Garlic Festival organizers have a new crop of extras planned for
this year’s extravaganza de pungent
– some new, some old and some with a celebrity flavor.
Garlic Festival organizers have a new crop of extras planned for this year’s extravaganza de pungent – some new, some old and some with a celebrity flavor.
We tip our hats to a remarkable off-season of planning and innovation by the Gilroy Garlic Festival organization. Perhaps the biggest coup is taking the always popular garlic fries into Gourmet Alley, where of course they belong. When Gordon Biersch failed to submit a vendor application, co-chairs of the Gourmet Alley committee, Alan Heinzen and Ken Fry, began developing a recipe of their own. They researched recipes and solicited opinions from people who had eaten garlic fries at past festivals or during baseball games at AT&T Park or McAfee Coliseum.
“One of the biggest things they complained about (was) that they were so soggy,” Fry recently told Dispatch reporter Christopher Quirk. “And of course they don’t use enough garlic.”
It’s a chicken-and-egg debate: Is the garlic an herb for the fries, or are the fries a handy vehicle to transport the garlic? We think you know the answer to that.
Potatoes and garlic are a magical combination, and some, like festival spokesman Peter Ciccarelli, might even say bringing the fries into Gourmet Alley is a spiritual experience.
“We would consider this the equivalent of taking communion at the Vatican,” Ciccarelli quipped.
Amen to that.
This year also marks the introduction of an Iron Chef-style battle of the pros. Raley’s and Nob Hill Foods are sponsoring the inaugural Garlic Showdown, a must-see cook-off among a quartet of top Bay Area chefs representing four area radio stations. Confirmed are Devon Boisen, executive chef of Spengers Fresh Fish Grotto & Restaurant in Berkeley, who will represent KGO Radio; and Tony Baker, executive chef of Montrio Bistro in Monterey, representing KWAV/Magic 63.
KBAY and KRTY will be naming their chefs by the end of the week or early next week.

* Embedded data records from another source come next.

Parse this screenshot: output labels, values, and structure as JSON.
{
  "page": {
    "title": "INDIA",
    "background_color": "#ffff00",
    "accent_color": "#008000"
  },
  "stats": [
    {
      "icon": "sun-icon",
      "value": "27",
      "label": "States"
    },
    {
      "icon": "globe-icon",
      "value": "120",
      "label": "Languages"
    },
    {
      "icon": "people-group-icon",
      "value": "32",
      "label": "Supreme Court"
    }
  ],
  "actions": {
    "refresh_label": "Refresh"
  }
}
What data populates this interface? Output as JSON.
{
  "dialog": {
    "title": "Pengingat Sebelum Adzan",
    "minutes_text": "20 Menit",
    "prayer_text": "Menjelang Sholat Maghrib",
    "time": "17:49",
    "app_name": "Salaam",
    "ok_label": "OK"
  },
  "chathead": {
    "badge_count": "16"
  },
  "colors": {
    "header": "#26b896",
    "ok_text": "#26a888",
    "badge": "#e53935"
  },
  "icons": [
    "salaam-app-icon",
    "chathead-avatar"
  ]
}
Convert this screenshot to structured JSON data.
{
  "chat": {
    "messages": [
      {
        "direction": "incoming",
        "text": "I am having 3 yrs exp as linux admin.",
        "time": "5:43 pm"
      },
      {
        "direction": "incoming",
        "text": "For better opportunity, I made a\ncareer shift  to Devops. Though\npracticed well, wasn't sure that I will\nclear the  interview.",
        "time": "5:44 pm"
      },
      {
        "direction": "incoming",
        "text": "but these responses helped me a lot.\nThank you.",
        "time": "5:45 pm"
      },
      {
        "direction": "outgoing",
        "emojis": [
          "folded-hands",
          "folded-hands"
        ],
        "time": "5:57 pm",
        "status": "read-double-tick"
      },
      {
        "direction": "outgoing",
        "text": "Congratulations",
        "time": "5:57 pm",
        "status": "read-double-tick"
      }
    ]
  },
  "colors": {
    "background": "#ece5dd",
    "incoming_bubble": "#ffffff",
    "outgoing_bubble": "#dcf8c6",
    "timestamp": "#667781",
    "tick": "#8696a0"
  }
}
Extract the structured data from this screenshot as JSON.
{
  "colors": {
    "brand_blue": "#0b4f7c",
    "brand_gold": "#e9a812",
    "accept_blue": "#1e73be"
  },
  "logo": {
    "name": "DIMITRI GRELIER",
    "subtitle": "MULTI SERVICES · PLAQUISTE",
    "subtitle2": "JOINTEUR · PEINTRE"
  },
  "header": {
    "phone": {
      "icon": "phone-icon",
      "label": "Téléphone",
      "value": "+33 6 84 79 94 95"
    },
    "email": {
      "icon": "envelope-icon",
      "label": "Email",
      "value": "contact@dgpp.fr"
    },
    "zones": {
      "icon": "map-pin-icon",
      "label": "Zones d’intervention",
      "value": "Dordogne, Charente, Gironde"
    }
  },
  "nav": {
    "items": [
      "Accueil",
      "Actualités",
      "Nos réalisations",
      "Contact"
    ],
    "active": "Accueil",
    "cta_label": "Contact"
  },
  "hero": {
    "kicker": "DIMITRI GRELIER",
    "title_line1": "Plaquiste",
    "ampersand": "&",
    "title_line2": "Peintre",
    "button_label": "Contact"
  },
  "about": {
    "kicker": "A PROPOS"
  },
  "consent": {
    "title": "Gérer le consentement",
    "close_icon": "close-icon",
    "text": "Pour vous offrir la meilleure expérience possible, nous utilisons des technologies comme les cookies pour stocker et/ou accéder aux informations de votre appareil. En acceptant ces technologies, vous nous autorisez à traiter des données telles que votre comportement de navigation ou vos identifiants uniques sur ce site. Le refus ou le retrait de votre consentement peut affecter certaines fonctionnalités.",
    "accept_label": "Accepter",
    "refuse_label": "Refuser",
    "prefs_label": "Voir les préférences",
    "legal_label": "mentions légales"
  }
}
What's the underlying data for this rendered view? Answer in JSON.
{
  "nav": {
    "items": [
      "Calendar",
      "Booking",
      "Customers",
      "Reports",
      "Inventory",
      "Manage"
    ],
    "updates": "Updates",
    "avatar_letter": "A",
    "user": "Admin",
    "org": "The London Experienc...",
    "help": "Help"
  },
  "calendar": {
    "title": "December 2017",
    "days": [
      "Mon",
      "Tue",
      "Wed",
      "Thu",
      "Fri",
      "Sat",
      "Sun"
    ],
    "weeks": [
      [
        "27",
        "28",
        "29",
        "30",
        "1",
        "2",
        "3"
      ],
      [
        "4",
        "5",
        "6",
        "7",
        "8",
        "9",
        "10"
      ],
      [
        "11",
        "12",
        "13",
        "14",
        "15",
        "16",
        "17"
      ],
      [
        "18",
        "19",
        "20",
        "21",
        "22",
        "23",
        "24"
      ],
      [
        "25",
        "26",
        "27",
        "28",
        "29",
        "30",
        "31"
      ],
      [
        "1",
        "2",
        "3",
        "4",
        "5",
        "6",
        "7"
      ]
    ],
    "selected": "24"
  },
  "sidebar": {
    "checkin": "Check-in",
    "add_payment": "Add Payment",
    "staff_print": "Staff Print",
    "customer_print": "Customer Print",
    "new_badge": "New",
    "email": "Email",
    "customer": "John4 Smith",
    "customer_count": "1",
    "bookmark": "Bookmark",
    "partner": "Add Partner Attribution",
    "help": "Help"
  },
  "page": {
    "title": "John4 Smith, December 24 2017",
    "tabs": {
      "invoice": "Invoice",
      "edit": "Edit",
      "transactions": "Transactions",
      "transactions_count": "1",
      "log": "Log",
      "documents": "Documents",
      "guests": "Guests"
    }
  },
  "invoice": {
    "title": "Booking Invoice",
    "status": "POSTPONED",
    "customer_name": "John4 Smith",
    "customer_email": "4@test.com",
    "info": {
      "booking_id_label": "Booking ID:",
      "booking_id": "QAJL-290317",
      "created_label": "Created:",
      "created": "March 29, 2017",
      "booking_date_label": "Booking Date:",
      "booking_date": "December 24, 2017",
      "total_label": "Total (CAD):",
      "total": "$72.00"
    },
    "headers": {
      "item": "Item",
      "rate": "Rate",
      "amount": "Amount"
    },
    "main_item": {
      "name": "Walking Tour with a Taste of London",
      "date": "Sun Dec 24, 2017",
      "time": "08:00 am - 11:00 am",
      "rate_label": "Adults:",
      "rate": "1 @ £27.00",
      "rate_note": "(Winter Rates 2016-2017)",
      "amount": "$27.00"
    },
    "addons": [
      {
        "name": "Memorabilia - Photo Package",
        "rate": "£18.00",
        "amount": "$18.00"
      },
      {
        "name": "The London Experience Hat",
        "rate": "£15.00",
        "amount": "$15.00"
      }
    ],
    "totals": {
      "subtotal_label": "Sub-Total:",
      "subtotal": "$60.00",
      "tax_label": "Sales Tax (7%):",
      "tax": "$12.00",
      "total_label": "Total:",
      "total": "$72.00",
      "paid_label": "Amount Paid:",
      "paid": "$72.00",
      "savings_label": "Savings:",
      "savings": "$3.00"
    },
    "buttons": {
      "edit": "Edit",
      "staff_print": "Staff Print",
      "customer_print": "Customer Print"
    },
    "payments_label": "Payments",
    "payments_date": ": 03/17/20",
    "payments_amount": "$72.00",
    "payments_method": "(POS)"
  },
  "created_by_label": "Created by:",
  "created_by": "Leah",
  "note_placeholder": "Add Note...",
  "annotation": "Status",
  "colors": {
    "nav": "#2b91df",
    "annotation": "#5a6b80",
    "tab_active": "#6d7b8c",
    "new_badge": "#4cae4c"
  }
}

Some of the early buzz generating from the festival office is the return of the Got Milk? Gravity Tour, considered by many daredevils to be the premier BMX, inline skating and skateboarding demonstration tour in America. Got Helmets?
The garlic fries, pro chefs and aerial BMXers are just a few of new additions and changes this year. The city of Gilroy will be showing us how recycling and composting is done, sending in a full dumpster-diving team to divert plastic, glass and metals away from our landfills and back for a repeat performance. But there’s one diversion that won’t happen this year. Gone is the Hospitality Tent, where volunteers were herded for their complimentary meals. This year volunteers will grub in Gourmet Alley with other festival-goers.
“We’re trying to get the flavor of garlic to hit you in the face,” Heinzen told the Dispatch. “When you leave the festival, you want to know you’ve been there.”